Se pregunta Pilar Urbano en Yo entré en el Cesid (P&J, 1997) cómo fue posible que el servicio de inteligencia español no evitara el 23-F. El ministro de Defensa, el entonces teniente general Gutiérrez Mellado, había advertido a los espías años antes: “ETA no va a tumbar al Estado español. La única amenaza real es la posibilidad de un golpe involutivo militar. Por tanto, exijo a este servicio el mayor esfuerzo informativo en esa dirección. Es necesario que este Centro se implique muy directamente en la investigación de cualquier proyecto de golpe de Estado”.
En cuanto Gutiérrez Mellado salió del nido de los espías en Castellana-5, Bourgón se dirigió a sus subordinados: “[No] hacer nada en el sentido que el teniente general acababa de indicarles”. “A no ser que yo lo ordene”, apostilló el futuro confidente de Anson. Sus sucesores hasta el golpe de 1981, Gerardo Mariñas y Narciso Carreras, siguieron, al parecer, las consignas desinformativas de Bourgón hasta que Tejero entró al Congreso dando tiros sin que Zarzuela ni el Cesid se enteraran de nada (ejem).
Pero todo son conjeturas. Como todo el mundo sabe, los españoles aún no somos lo suficientemente maduros como para conocer los papeles clasificados de aquel 23-F de hace 41 años. Ni siquiera la nueva ley de secretos oficiales, que prepara el autoproclamado gobierno más progresista de la historia democrática, permitirá descorrer los visillos. Que los historiadores, con sus ínfulas científicas, no metan sus sucias narices en los mitos de nuestra ejemplar Transición.
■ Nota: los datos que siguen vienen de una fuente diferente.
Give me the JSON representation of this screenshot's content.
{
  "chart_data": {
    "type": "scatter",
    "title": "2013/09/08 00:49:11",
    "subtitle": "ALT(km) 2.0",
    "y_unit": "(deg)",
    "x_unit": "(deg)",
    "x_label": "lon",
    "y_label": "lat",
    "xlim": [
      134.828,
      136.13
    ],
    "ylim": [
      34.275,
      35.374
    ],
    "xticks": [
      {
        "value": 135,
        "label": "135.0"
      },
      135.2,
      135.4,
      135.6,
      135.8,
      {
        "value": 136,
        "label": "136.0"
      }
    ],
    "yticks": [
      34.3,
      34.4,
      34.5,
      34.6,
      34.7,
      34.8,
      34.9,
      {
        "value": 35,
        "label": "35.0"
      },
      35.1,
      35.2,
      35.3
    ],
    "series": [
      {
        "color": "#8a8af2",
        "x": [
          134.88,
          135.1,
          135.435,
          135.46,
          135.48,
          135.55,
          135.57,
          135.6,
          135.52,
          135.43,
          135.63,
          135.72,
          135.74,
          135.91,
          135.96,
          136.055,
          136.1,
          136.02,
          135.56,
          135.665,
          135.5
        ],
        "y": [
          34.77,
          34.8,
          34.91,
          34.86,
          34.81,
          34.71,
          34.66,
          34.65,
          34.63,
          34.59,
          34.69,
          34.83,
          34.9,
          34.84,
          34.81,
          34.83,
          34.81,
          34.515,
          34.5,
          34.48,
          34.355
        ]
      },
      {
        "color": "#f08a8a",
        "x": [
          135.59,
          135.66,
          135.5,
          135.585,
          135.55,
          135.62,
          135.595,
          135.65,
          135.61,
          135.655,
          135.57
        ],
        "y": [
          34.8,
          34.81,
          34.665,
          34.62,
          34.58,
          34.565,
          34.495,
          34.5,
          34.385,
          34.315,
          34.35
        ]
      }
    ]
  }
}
Ni siquiera podemos saber con certeza si Luis María Anson se había ganado a pulso ese papel de ministro en el gobierno de los golpistas del 23-F. Si formó parte de la nebulosa trama civil de la fallida asonada. Pero nadie podrá jamás discutir que Anson demostró mucha más finezza conspirativa que el “burdo” Antonio García Ferreras a la hora de corromper la democracia. Es de agradecer.